The year 2017 has been a watershed one for cryptocurrency as its value, interest and acceptance continued to surge in recent months, both for legitimate and nefarious actors. Looking to tap into the growing market, several websites have been caught hijacking users' computer resources to secretly mine digital currency without their knowledge or permission.

Now, a popular Chrome extension with over 105,000 users has been found running the in-browser cryptocurrency miner Coinhive that covertly hijacks visitors' CPU processing power to mine Monero.

According to Bleeping Computer, Archive Poster — an extension that allows Tumblr users to reblog or report from other websites — was found running Coinhive with a number of users reporting significant spikes in their CPU usage.

Extension users reported observing the change around the beginning of December and have bombarded the Chrome web store with bad reviews.

"Do not use this extension as it comes loaded with a cryptocurrency mining script.
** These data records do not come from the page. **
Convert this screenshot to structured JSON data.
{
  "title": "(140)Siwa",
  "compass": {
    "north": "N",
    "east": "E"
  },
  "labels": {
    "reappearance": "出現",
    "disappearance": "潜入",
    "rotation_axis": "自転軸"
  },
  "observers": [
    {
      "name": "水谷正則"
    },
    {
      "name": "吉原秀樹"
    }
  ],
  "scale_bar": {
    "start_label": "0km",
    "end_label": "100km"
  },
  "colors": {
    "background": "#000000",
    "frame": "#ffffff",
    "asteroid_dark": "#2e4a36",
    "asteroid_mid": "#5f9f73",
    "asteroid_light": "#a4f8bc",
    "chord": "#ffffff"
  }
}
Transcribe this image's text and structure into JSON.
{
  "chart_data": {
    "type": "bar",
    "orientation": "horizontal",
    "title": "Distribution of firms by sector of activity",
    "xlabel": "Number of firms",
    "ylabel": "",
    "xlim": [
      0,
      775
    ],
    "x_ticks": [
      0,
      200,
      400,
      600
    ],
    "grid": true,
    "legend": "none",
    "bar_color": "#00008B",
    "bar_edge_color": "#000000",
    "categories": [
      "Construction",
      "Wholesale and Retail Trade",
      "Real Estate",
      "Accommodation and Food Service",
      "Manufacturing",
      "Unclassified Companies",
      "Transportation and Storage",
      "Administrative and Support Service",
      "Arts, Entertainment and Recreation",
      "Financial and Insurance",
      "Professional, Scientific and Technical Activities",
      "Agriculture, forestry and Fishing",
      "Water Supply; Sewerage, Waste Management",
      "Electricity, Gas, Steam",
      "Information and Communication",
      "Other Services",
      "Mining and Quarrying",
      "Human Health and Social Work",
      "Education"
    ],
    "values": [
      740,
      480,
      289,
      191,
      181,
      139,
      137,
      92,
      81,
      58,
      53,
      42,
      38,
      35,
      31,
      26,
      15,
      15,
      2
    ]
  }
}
Once installed it makes requests to coinhive which eats up your CPU time and slows your computer down massively. Avoid," one user wrote.

Essence Labs, the developer behind Archive Poster, confirmed the existence of the cryptominer but said the Chrome extension was hacked.

"An old team member who was responsible for updating the extension had his Google account compromised," Essence Labs told PCMag. "Somehow the extension was hijacked to another Google account. In the meantime we have alerted the users to use a safe version of the extension on a different link."

The developer has not provided any details on when or how the hack took place or who was responsible for it.

The discovery comes after numerous websites were found with hidden cryptomining programmes and script embedded, either intentionally or the work of hackers. Over the past few months, The Pirate Bay, Showtime, Starbucks, Politifact and UFC's website were found running cryptocurrency miners such as Coinhive without users' express consent.

Security researcher Troy Mursch, who goes by @Bad_packets on Twitter, has been tracking the cryptojacking trend and also reported the cryptojacking malware found in Archive Poster. He recently reported that telecom firm Movistar's official website was found hosting Coinhive as well.

Besides PCs and websites, hackers have also targeted Android apps and Facebook Messenger to generate cryptocurrency as well.

Security researchers say the surge in browser-based mining is linked to the launch of the easy-to-use Coinhive service and warned that a virtual currency "arms race" is brewing between cybercriminals and defenders.

Coinhive was also targeted by hackers in October who hijacked its server, tweaked its settings and briefly redirected generated cryptocurrency to a third-party server. The company has not disclosed how much revenue was lost in the attack.